Sunday, November 7, 2010

Phantom Voice Conjurs Questions

There we stood, at the dark heart of a block of rooms that hadn't been occupied regularly in more than half a century, listening once more for the sound.

Shhhh! someone from the group implored.

There it was again, a muffled but nonetheless identifiable voice emanating from behind us. It was saying something, certainly. But what?

I had traveled once more west of Oklahoma City to the town of El Reno. I would be participating for the second time in a cognitive trial conducted by local paranormal investigation team, GHOULI. This trial, which consisted of a blind experiment requiring participants to note their impressions as they explored a large historic structure, was the smallest of the four held this fall. In retrospect, this may explain why the night was so eventful.

There were only about 15 participants, so we broke up into three small groups. I led four myself through the old opera house-turned-antique store-turned abandoned building. In the silence and the dark, the attendees opened themselves up to their surroundings and diligently noted their impressions as they explored the accumulated detritus of a century of occupancy.

In time, we made our way to the third floor, where a series of room blocks once served as a boarding house to weary travelers on Route 66 and bootleggers fleeing the law.
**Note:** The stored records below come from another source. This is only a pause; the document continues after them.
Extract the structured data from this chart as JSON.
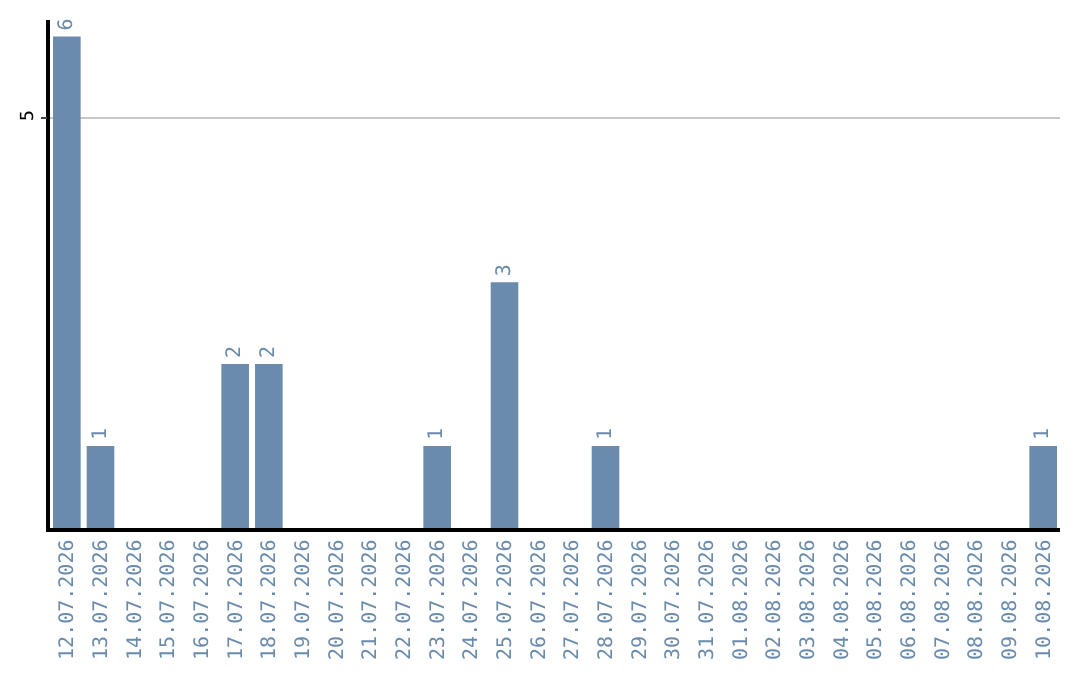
{
  "chart_data": {
    "type": "bar",
    "categories": [
      "12.07.2026",
      "13.07.2026",
      "14.07.2026",
      "15.07.2026",
      "16.07.2026",
      "17.07.2026",
      "18.07.2026",
      "19.07.2026",
      "20.07.2026",
      "21.07.2026",
      "22.07.2026",
      "23.07.2026",
      "24.07.2026",
      "25.07.2026",
      "26.07.2026",
      "27.07.2026",
      "28.07.2026",
      "29.07.2026",
      "30.07.2026",
      "31.07.2026",
      "01.08.2026",
      "02.08.2026",
      "03.08.2026",
      "04.08.2026",
      "05.08.2026",
      "06.08.2026",
      "07.08.2026",
      "08.08.2026",
      "09.08.2026",
      "10.08.2026"
    ],
    "values": [
      6,
      1,
      0,
      0,
      0,
      2,
      2,
      0,
      0,
      0,
      0,
      1,
      0,
      3,
      0,
      0,
      1,
      0,
      0,
      0,
      0,
      0,
      0,
      0,
      0,
      0,
      0,
      0,
      0,
      1
    ],
    "value_labels": [
      "6",
      "1",
      null,
      null,
      null,
      "2",
      "2",
      null,
      null,
      null,
      null,
      "1",
      null,
      "3",
      null,
      null,
      "1",
      null,
      null,
      null,
      null,
      null,
      null,
      null,
      null,
      null,
      null,
      null,
      null,
      "1"
    ],
    "color": "#6a8bab",
    "ylim": [
      0,
      6.2
    ],
    "yticks": [
      5
    ],
    "grid": "y",
    "legend": false
  }
}
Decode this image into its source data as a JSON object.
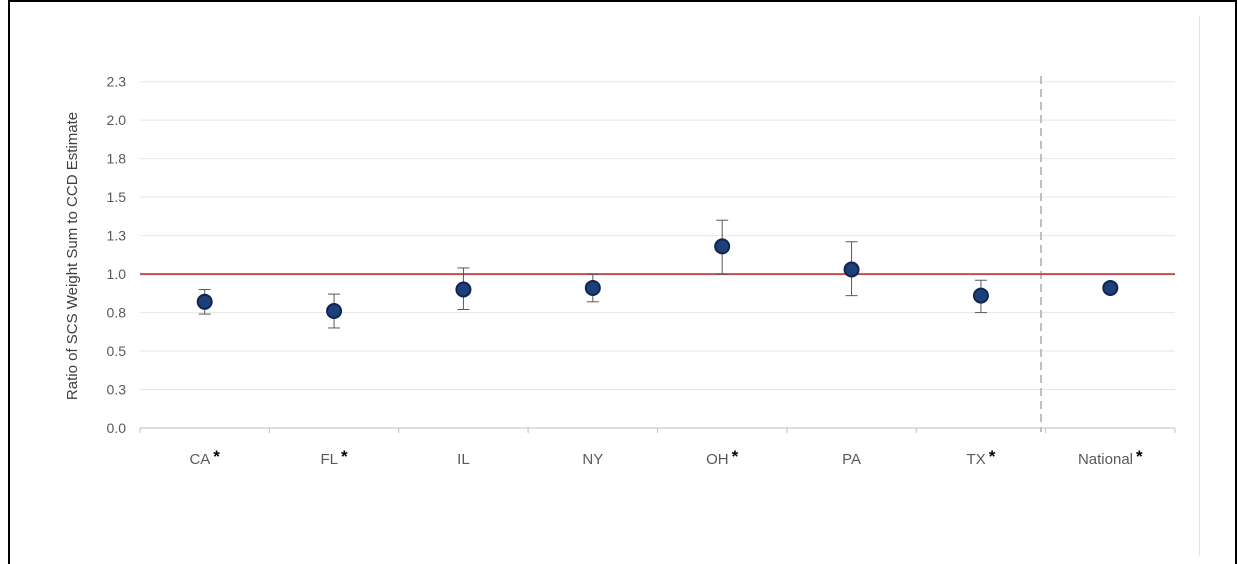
{
  "chart_data": {
    "type": "scatter",
    "title": "",
    "xlabel": "",
    "ylabel": "Ratio of SCS Weight Sum to CCD Estimate",
    "ylim": [
      0.0,
      2.3
    ],
    "yticks": [
      "0.0",
      "0.3",
      "0.5",
      "0.8",
      "1.0",
      "1.3",
      "1.5",
      "1.8",
      "2.0",
      "2.3"
    ],
    "ytick_values": [
      0.0,
      0.25,
      0.5,
      0.75,
      1.0,
      1.25,
      1.5,
      1.75,
      2.0,
      2.25
    ],
    "categories": [
      "CA",
      "FL",
      "IL",
      "NY",
      "OH",
      "PA",
      "TX",
      "National"
    ],
    "significance_marker": "*",
    "significant": [
      true,
      true,
      false,
      false,
      true,
      false,
      true,
      true
    ],
    "values": [
      0.82,
      0.76,
      0.9,
      0.91,
      1.18,
      1.03,
      0.86,
      0.91
    ],
    "error_lower": [
      0.74,
      0.65,
      0.77,
      0.82,
      1.0,
      0.86,
      0.75,
      null
    ],
    "error_upper": [
      0.9,
      0.87,
      1.04,
      1.0,
      1.35,
      1.21,
      0.96,
      null
    ],
    "reference_line": 1.0,
    "grid": true,
    "legend": "none",
    "colors": {
      "marker_fill": "#1f3f7a",
      "marker_stroke": "#0f2550",
      "reference_line": "#c0504d",
      "gridline": "#e6e6e6",
      "axis": "#bfbfbf",
      "error_bar": "#595959",
      "separator": "#bfbfbf"
    }
  }
}
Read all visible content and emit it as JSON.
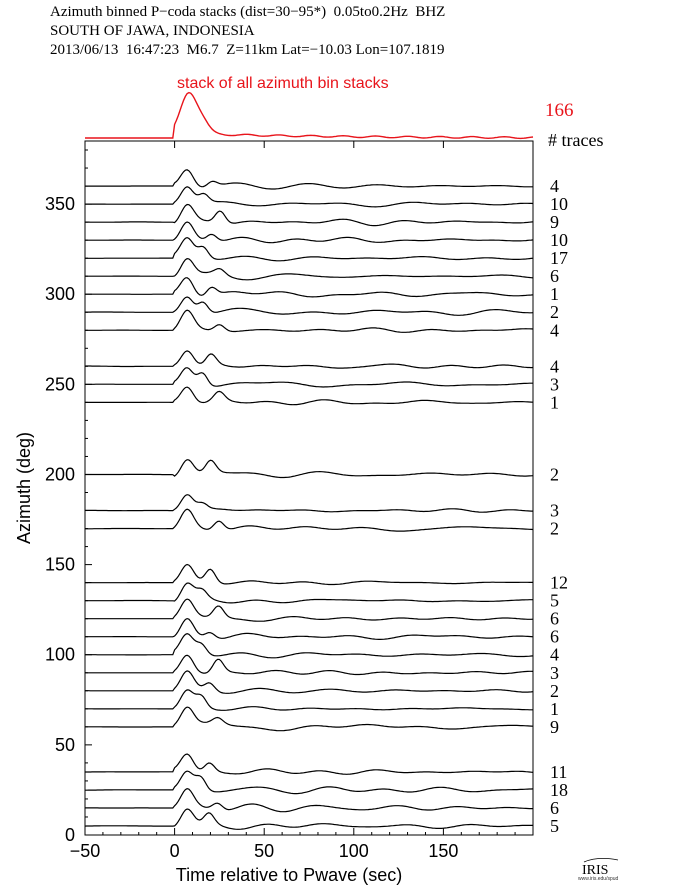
{
  "header": {
    "line1": "Azimuth binned P−coda stacks (dist=30−95*)  0.05to0.2Hz  BHZ",
    "line2": "SOUTH OF JAWA, INDONESIA",
    "line3": "2013/06/13  16:47:23  M6.7  Z=11km Lat=−10.03 Lon=107.1819"
  },
  "chart_data": {
    "type": "line",
    "title": "",
    "xlabel": "Time relative to Pwave (sec)",
    "ylabel": "Azimuth (deg)",
    "xlim": [
      -50,
      200
    ],
    "ylim": [
      0,
      385
    ],
    "x_ticks": [
      -50,
      0,
      50,
      100,
      150
    ],
    "y_ticks": [
      0,
      50,
      100,
      150,
      200,
      250,
      300,
      350
    ],
    "grid": false,
    "stack": {
      "label": "stack of all azimuth bin stacks",
      "count": "166",
      "count_label": "# traces",
      "color": "#e8141b"
    },
    "series": [
      {
        "azimuth": 5,
        "traces": "5"
      },
      {
        "azimuth": 15,
        "traces": "6"
      },
      {
        "azimuth": 25,
        "traces": "18"
      },
      {
        "azimuth": 35,
        "traces": "11"
      },
      {
        "azimuth": 60,
        "traces": "9"
      },
      {
        "azimuth": 70,
        "traces": "1"
      },
      {
        "azimuth": 80,
        "traces": "2"
      },
      {
        "azimuth": 90,
        "traces": "3"
      },
      {
        "azimuth": 100,
        "traces": "4"
      },
      {
        "azimuth": 110,
        "traces": "6"
      },
      {
        "azimuth": 120,
        "traces": "6"
      },
      {
        "azimuth": 130,
        "traces": "5"
      },
      {
        "azimuth": 140,
        "traces": "12"
      },
      {
        "azimuth": 170,
        "traces": "2"
      },
      {
        "azimuth": 180,
        "traces": "3"
      },
      {
        "azimuth": 200,
        "traces": "2"
      },
      {
        "azimuth": 240,
        "traces": "1"
      },
      {
        "azimuth": 250,
        "traces": "3"
      },
      {
        "azimuth": 260,
        "traces": "4"
      },
      {
        "azimuth": 280,
        "traces": "4"
      },
      {
        "azimuth": 290,
        "traces": "2"
      },
      {
        "azimuth": 300,
        "traces": "1"
      },
      {
        "azimuth": 310,
        "traces": "6"
      },
      {
        "azimuth": 320,
        "traces": "17"
      },
      {
        "azimuth": 330,
        "traces": "10"
      },
      {
        "azimuth": 340,
        "traces": "9"
      },
      {
        "azimuth": 350,
        "traces": "10"
      },
      {
        "azimuth": 360,
        "traces": "4"
      }
    ],
    "line_color": "#000000"
  },
  "logo": {
    "text": "IRIS",
    "sub": "www.iris.edu/spud"
  }
}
We began by just exploring and then worked on coaxing any spirits present to speak so that the various recorders present might have the chance to pick up some phantom words. It wasn't long before we sensed a change in the air as something electric filled the spaces around us. Then the strange occurrences began: footsteps, odd noises, a brush with something unseen in the dark. A voice.

It was soft at first. Someone called for quiet and we all went dead still. We turned off our lights to focus our senses, straining to hear the sound once more.

There it was again! What was that? It was unmistakably the sound of a man talking, but his words seemed indistinct.

The only speck of illumination within the dark chamber came from the tiny LED on the digital recorder. "Can you tell us your name?" Silence. "Is this your home?" More silence. This was to be expected. Later, when the recording is analyzed, the investigators hope to identify the inaudible responses on the audio file. Known as electronic voice phenomenon, this is how many ghost hunters have learned to communicate with these unseen entities.

But what about that voice we just heard at least twice? I checked for myself: no one else was in that block of rooms or even on that floor. I could account for everyone's whereabouts. The next nearest team of investigators was two floors below and I couldn't even hear their voices until I walked down another floor and crossed over to the other side of the building. No forced air vents were ever installed on our floor, so sound couldn't have traveled from them to us in that fashion. No noises penetrated from outside the thick masonry walls. Even if they could, it was nearly midnight in a largely unoccupied historic center of a sleepy town west of Oklahoma City.

No. Even to this skeptic, there was no mistaking that this voice was very close to us - in the room with us.

I'm keeping my exuberance in check. Maybe the voice we heard, muffled as it was, had simply been the distorted echo of someone further down in the building that had managed, through means unknown, to travel upward through the heavily insulated building to manifest mere feet from where we stood. Yet, coming so close on the heels of my encounter at the Overholser Mansion, I can't help but think I had again bore witness to the paranormal. I can only wait eagerly for the EVP analyses from the various recorders present, hoping they will hold the answers I can't yet seem to find.